K8s Version Upgrades
Independent of the OS-upgrade and service-upgrade pipelines. Drives kubeadm/kubelet/kubectl bumps (patch + minor) on all 5 K8s VMs.
Architecture
k8s-version-check CronJob (Sun 12:00 UTC, k8s-upgrade ns)
│ probe apt-cache madison kubeadm (master) → latest available patch
│ probe HEAD https://pkgs.k8s.io/.../v<NEXT_MINOR>/deb/Release → next minor?
│ push k8s_upgrade_available metric to Pushgateway
│
▼ if running != latest
POST claude-agent-service /execute with target_version + kind
│
▼
k8s-version-upgrade agent (in claude-agent-service pod)
├── pre-flight (5 nodes Ready, halt-on-alert, 24h-quiet, kubeadm plan match)
├── etcd snapshot save → /mnt/main/etcd-backup/k8s-upgrade-pre-X.Y.Z-EPOCH.db
├── master containerd bump (only if master version < workers')
├── apt repo URL rewrite to v<NEW_MINOR>/deb on all 5 nodes (kind=minor only)
├── drain master → ssh < update_k8s.sh --role master → uncordon → verify
├── for each worker (k8s-node4 → 3 → 2 → 1):
│ halt-on-alert wait → drain → ssh < update_k8s.sh --role worker → uncordon → 10-min soak
└── post-flight (all nodes match target, alerts clean, pod-ready ratio ≥ 0.9)
Components
- Detection CronJob:
infra/stacks/k8s-version-upgrade/main.tf. Image is the claude-agent-service image (alpine + kubectl + ssh-client + curl + jq). SA has cluster-read on nodes + ns-scoped get onk8s-upgrade-credsSecret. - Agent prompt:
infra/.claude/agents/k8s-version-upgrade.md. Inputs:target_version,kind=patch|minor,dry_run,stages. Tools: Bash, Read, Write, Edit, Grep, Glob. - Library node script:
infra/scripts/update_k8s.sh. Caller passes--role master|worker --release X.Y.Z. The agent pipes this via SSH onto each node. - Two new Upgrade Gates alerts (added in this work):
K8sVersionSkew— kubelet/apiserver gitVersion count >1 for 30m. Catches a half-done rollout.EtcdPreUpgradeSnapshotMissing—k8s_upgrade_in_flight==1 && k8s_upgrade_snapshot_taken==0for 10m. Catches Stage 2 failing silently.
- Pushgateway metrics:
k8s_upgrade_in_flight/k8s_upgrade_snapshot_taken(pushed by agent)k8s_upgrade_available{kind,running,target}(pushed by detection CronJob)k8s_version_check_last_run_timestamp(staleness watchdog)
Source of truth
| Concern | Location |
|---|---|
| Detection CronJob, RBAC, ExternalSecret, Vault role | stacks/k8s-version-upgrade/main.tf |
| Agent orchestration | .claude/agents/k8s-version-upgrade.md |
| Library node script | scripts/update_k8s.sh |
| Alerts | stacks/monitoring/modules/monitoring/prometheus_chart_values.tpl (group "Upgrade Gates") |
| Vault secrets | secret/k8s-upgrade/{ssh_key, ssh_key_pub, slack_webhook} |
Why this design
The cluster has a single control plane (no HA). A failed kubeadm upgrade apply is an outage. Mitigations:
- Mandatory etcd snapshot before every run (even patch). Recovery point if master breaks.
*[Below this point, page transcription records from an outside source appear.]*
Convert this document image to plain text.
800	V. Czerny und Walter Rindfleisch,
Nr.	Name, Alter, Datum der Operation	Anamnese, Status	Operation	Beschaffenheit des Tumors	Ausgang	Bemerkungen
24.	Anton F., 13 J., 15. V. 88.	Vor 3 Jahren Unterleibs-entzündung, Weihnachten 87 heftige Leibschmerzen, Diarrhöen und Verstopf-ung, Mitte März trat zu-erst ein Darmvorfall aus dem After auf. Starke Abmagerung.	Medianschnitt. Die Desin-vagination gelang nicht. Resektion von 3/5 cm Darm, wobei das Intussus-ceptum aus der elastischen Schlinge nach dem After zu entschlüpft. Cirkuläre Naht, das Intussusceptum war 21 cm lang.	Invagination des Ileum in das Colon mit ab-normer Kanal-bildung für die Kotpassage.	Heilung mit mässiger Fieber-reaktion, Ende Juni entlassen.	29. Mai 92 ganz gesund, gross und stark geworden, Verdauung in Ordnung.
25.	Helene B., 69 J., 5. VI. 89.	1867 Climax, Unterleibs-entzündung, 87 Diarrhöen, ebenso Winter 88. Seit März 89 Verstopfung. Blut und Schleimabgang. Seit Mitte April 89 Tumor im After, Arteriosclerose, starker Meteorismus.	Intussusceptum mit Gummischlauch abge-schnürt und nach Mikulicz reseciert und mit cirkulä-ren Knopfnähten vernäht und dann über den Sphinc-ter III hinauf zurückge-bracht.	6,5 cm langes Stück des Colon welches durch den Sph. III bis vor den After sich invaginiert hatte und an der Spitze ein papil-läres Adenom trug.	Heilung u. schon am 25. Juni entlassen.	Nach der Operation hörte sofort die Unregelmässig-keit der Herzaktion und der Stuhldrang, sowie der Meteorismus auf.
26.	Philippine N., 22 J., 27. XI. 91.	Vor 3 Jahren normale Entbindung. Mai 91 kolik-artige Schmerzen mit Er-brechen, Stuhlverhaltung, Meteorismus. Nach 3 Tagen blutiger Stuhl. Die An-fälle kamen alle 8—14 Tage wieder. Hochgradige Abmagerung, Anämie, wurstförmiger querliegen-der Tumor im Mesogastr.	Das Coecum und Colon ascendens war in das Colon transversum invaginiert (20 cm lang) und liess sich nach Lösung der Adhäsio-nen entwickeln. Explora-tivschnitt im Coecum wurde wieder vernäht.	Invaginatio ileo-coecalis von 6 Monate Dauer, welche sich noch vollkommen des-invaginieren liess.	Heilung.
- Halt-on-alert before every drain. Reuses the same Prometheus ignore-list regex kured uses — any unrelated cluster-health alert blocks. Two new gate alerts catch upgrade-specific half-states (version skew, missing snapshot).
- Sequential workers with 10-min inter-node soak. Same risk-bounding as the 24h OS-reboot soak, but tightened because kubelet failures surface within minutes — not hours.
- Master upgrade goes first, workers last. If master breaks, the cluster is already degraded so further worker upgrades would just delay recovery. By upgrading master first, we either succeed (workers can roll afterward) or fail loud (operator triages before any worker is touched).
- No auto-rollback. kubeadm doesn't support clean downgrade; the snapshot + manual apt rollback in the runbook is the recovery path.
Secrets
| Secret | Vault Path | Purpose |
|---|---|---|
| SSH private key | secret/k8s-upgrade.ssh_key |
Agent + detection CronJob SSH to all 5 nodes (user wizard) |
| SSH public key | secret/k8s-upgrade.ssh_key_pub |
Deployed to nodes' ~/.ssh/authorized_keys |
| Slack webhook | secret/k8s-upgrade.slack_webhook |
Pipeline notifications (separate channel from kured) |
| Agent service bearer | secret/claude-agent-service.api_bearer_token (reused) |
Detection CronJob POSTs to /execute |
Operational reference
See docs/runbooks/k8s-version-upgrade.md for: verifying health, manually triggering detection or the agent, rollback paths (master / worker / mid-flight abort), and SSH key rotation.